Elena mengangguk. "Dia terlihat kelelahan."
"Tentu saja. Tubuh kecil seperti itu berniat untuk pergi ke pinggiran daerah sendirian. Kamu juga!" Galeon menunjuk dahi Elena dan berkata, "Bagaimana bisa kamu malah mendukung niatnya?" lanjutnya.
"...." Elena memundurkan kepalanya dan berkata, "Aku hanya ... Berpikir lebih baik bertemu, karena kita tidak tahu apakah itu pertemuan terakhir atau bukan ...." lirihnya. Elena kembali teringat akan Delia yang sudah tidak bisa ia temui lagi.
Kehidupan singkat bersama ibu terbaik yang pernah ia miliki di dalam hidupnya membuat ia senang sekaligus sedih. Namun, ia tidak bisa berlarut dalam kesedihan. Ibunya pun tidak akan suka melihat Elena putus asa seperti saat itu.
Tiba-tiba sebuah tangan menyentuh kepala Elena dan mengusap rambutnya dengan kasar. "Kamu mengalami hidup yang berat, El. Aku tidak tahu apa yang sudah kamu alami. Tapi, kamu hebat sudah bertahan hingga saat ini," ucap Galeon dengan senyum lebarnya.
Wajah Elena seketika tidak bisa ditahan untuk tidak terharu.
Benar. Ia sudah bertahan. Ia bertahan dari alur cerita yang begitu menyesakkan dirinya.

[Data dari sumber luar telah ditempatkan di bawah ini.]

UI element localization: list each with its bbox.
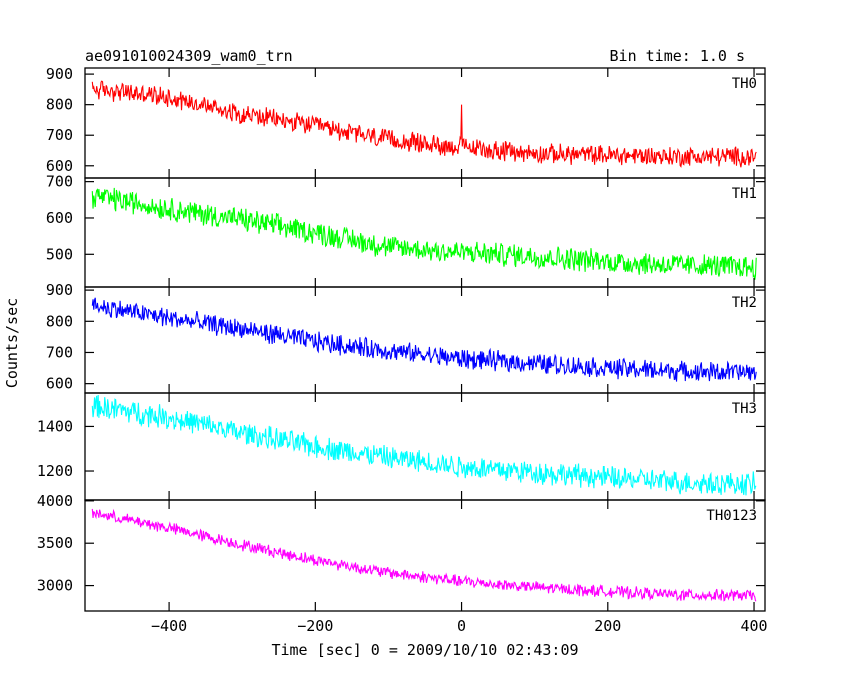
x-tick-label: 200 bbox=[594, 617, 621, 635]
panel-label: TH2 bbox=[732, 295, 757, 311]
y-tick-label: 700 bbox=[46, 126, 73, 144]
chart-title: ae091010024309_wam0_trn bbox=[85, 47, 293, 65]
x-tick-label: −200 bbox=[297, 617, 333, 635]
series-th0 bbox=[91, 80, 757, 168]
panel-frame bbox=[84, 499, 766, 612]
panel-label: TH0 bbox=[732, 76, 757, 92]
panels-group: 600700800900TH0500600700TH1600700800900T… bbox=[37, 65, 766, 612]
y-tick-label: 3500 bbox=[37, 534, 73, 552]
panel-th0: 600 700 800 900 TH0 bbox=[46, 65, 766, 179]
panel-th0123: 3000 3500 4000 TH0123 bbox=[37, 492, 766, 612]
y-tick-label: 700 bbox=[46, 343, 73, 361]
y-tick-label: 600 bbox=[46, 209, 73, 227]
series-th1 bbox=[91, 187, 757, 280]
y-tick-label: 1200 bbox=[37, 462, 73, 480]
panel-frame bbox=[84, 67, 766, 179]
y-tick-label: 500 bbox=[46, 245, 73, 263]
bin-time-label: Bin time: 1.0 s bbox=[610, 47, 745, 65]
x-tick-label: −400 bbox=[151, 617, 187, 635]
panel-label: TH3 bbox=[732, 401, 757, 417]
x-axis-label: Time [sec] 0 = 2009/10/10 02:43:09 bbox=[271, 641, 578, 659]
y-tick-label: 4000 bbox=[37, 492, 73, 510]
series-th0123 bbox=[91, 508, 757, 602]
y-tick-label: 3000 bbox=[37, 577, 73, 595]
y-tick-label: 700 bbox=[46, 173, 73, 191]
y-tick-label: 800 bbox=[46, 312, 73, 330]
y-tick-label: 900 bbox=[46, 281, 73, 299]
panel-label: TH0123 bbox=[706, 508, 757, 524]
x-tick-label: 0 bbox=[457, 617, 466, 635]
y-tick-label: 900 bbox=[46, 65, 73, 83]
series-th3 bbox=[91, 394, 757, 496]
x-tick-label: 400 bbox=[740, 617, 767, 635]
panel-label: TH1 bbox=[732, 186, 757, 202]
panel-th1: 500 600 700 TH1 bbox=[46, 173, 766, 288]
y-axis-label: Counts/sec bbox=[3, 298, 21, 388]
panel-frame bbox=[84, 177, 766, 288]
panel-frame bbox=[84, 286, 766, 394]
y-tick-label: 800 bbox=[46, 96, 73, 114]
series-th2 bbox=[91, 297, 757, 382]
y-tick-label: 600 bbox=[46, 157, 73, 175]
y-tick-label: 1400 bbox=[37, 417, 73, 435]
panel-frame bbox=[84, 392, 766, 501]
panel-th3: 1200 1400 TH3 bbox=[37, 392, 766, 501]
panel-th2: 600 700 800 900 TH2 bbox=[46, 281, 766, 394]
x-axis-ticks: −400 −200 0 200 400 bbox=[151, 617, 768, 635]
y-tick-label: 600 bbox=[46, 375, 73, 393]
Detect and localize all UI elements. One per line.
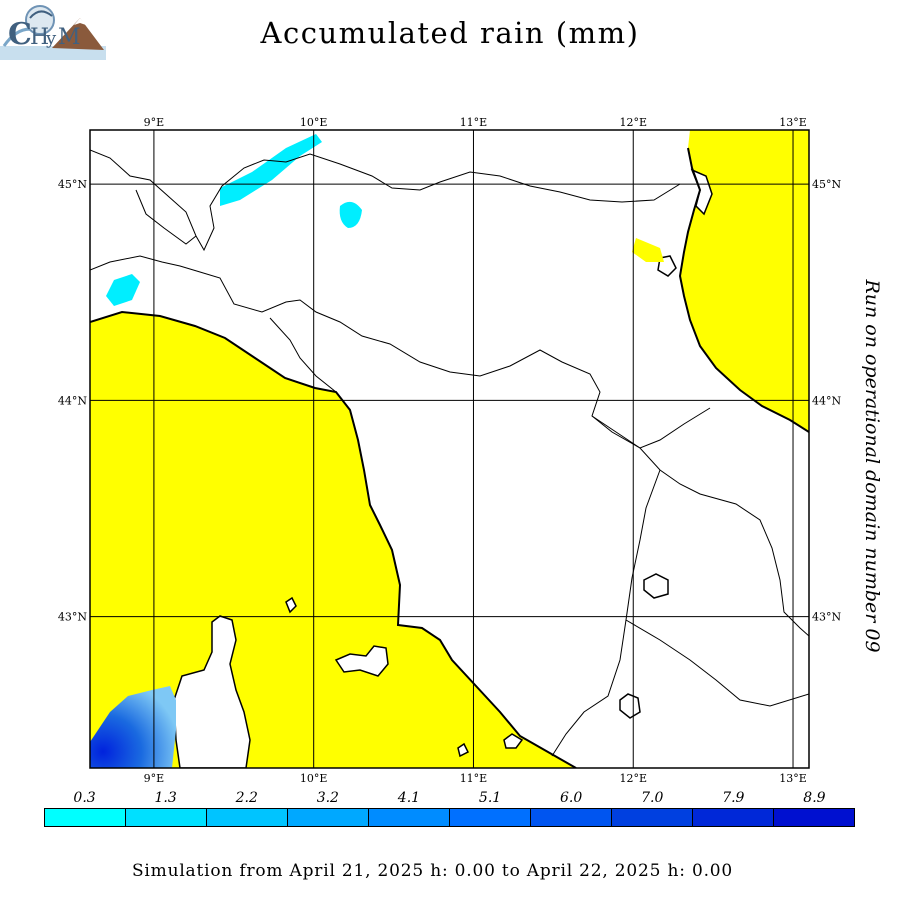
legend-label: 6.0 xyxy=(560,790,583,806)
rain-light-patch-1 xyxy=(220,134,322,206)
run-note: Run on operational domain number 09 xyxy=(861,279,883,653)
lat-label-left: 45°N xyxy=(58,178,87,191)
elba-island xyxy=(334,645,389,677)
legend-label: 4.1 xyxy=(397,790,421,806)
lon-label-top: 9°E xyxy=(144,116,165,129)
giglio-island xyxy=(457,742,470,758)
rain-heavy-area xyxy=(90,686,176,768)
legend-label: 1.3 xyxy=(154,790,177,806)
legend-swatch xyxy=(612,809,693,826)
legend-swatch xyxy=(369,809,450,826)
legend-label: 3.2 xyxy=(316,790,339,806)
lon-label-bottom: 13°E xyxy=(779,772,807,785)
lat-label-right: 45°N xyxy=(812,178,841,191)
lat-label-right: 44°N xyxy=(812,394,841,407)
lat-label-right: 43°N xyxy=(812,611,841,624)
legend-swatch xyxy=(207,809,288,826)
map-title: Accumulated rain (mm) xyxy=(260,16,640,50)
legend-swatch xyxy=(531,809,612,826)
simulation-period: Simulation from April 21, 2025 h: 0.00 t… xyxy=(131,861,734,881)
legend-swatch xyxy=(450,809,531,826)
legend-swatch xyxy=(774,809,854,826)
lon-label-bottom: 11°E xyxy=(460,772,488,785)
lat-label-left: 43°N xyxy=(58,611,87,624)
lake-trasimeno xyxy=(643,573,669,599)
legend-labels: 0.3 1.3 2.2 3.2 4.1 5.1 6.0 7.0 7.9 8.9 xyxy=(44,790,855,806)
chym-logo: C H y M xyxy=(0,0,106,60)
legend-label: 7.0 xyxy=(641,790,664,806)
legend-label: 2.2 xyxy=(235,790,258,806)
svg-text:H: H xyxy=(30,25,49,50)
legend-label: 0.3 xyxy=(73,790,96,806)
lon-label-top: 12°E xyxy=(619,116,647,129)
sea-east xyxy=(680,130,809,432)
legend-label: 7.9 xyxy=(722,790,745,806)
map-frame xyxy=(89,129,810,769)
rain-light-patch-3 xyxy=(106,274,140,306)
legend-swatch xyxy=(693,809,774,826)
coastline-west xyxy=(90,310,577,768)
lon-label-top: 10°E xyxy=(300,116,328,129)
rain-light-patch-2 xyxy=(339,201,362,228)
lon-label-bottom: 12°E xyxy=(619,772,647,785)
color-legend xyxy=(44,808,855,827)
graticule xyxy=(90,130,809,768)
svg-text:C: C xyxy=(8,17,32,52)
svg-text:M: M xyxy=(58,25,81,50)
argentario xyxy=(503,733,524,749)
legend-swatch xyxy=(126,809,207,826)
regional-borders xyxy=(90,149,809,757)
svg-text:y: y xyxy=(45,28,57,49)
lat-label-left: 44°N xyxy=(58,394,87,407)
rain-map: 9°E 9°E 10°E 10°E 11°E 11°E 12°E 12°E 13°E 13°E 45… xyxy=(58,116,842,785)
legend-swatch xyxy=(45,809,126,826)
lon-label-bottom: 10°E xyxy=(300,772,328,785)
legend-swatch xyxy=(288,809,369,826)
lon-label-top: 13°E xyxy=(779,116,807,129)
capraia-island xyxy=(285,596,297,614)
legend-label: 8.9 xyxy=(803,790,826,806)
lon-label-bottom: 9°E xyxy=(144,772,165,785)
lake-bolsena xyxy=(619,693,641,719)
corsica-island xyxy=(173,615,251,768)
adriatic-fringe xyxy=(632,238,664,262)
lon-label-top: 11°E xyxy=(460,116,488,129)
legend-label: 5.1 xyxy=(478,790,502,806)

Dengan itu, Elena menganggukkan kepalanya kecil. Ada sedikit jejak air mata yang langsung Elena usap, dan itu membuat Galeon terkekeh kecil melihatnya.
"Kamu masih anak-anak tapi sudah bersikap dewasa. Jadilah seperti anak-anak, biar paman saja yang melindungi kalian!" Galeon menunjuk dirinya menggunakan ibu jarinya dengan begitu percaya diri.
Elena terkekeh geli dan berkata, "Lalu, apakah Paman akan melindungi kami jika kami diserang?" tanyanya dengan iseng.
"Tentu saja! Paman akan memasang badan untuk kalian jika saat itu tiba!!"
"Bahkan jika yang menyerang ada tujuh orang atau bahkan sepuluh?"
"Jangan meremehkan gelar kesatria terbaik yang aku emban!" jawabnya dengan sangat percaya diri hingga membuat Elena tak kuasa menahan rasa gelinya.
"Baiklah, kalau begitu mohon bantuannya, Paman!"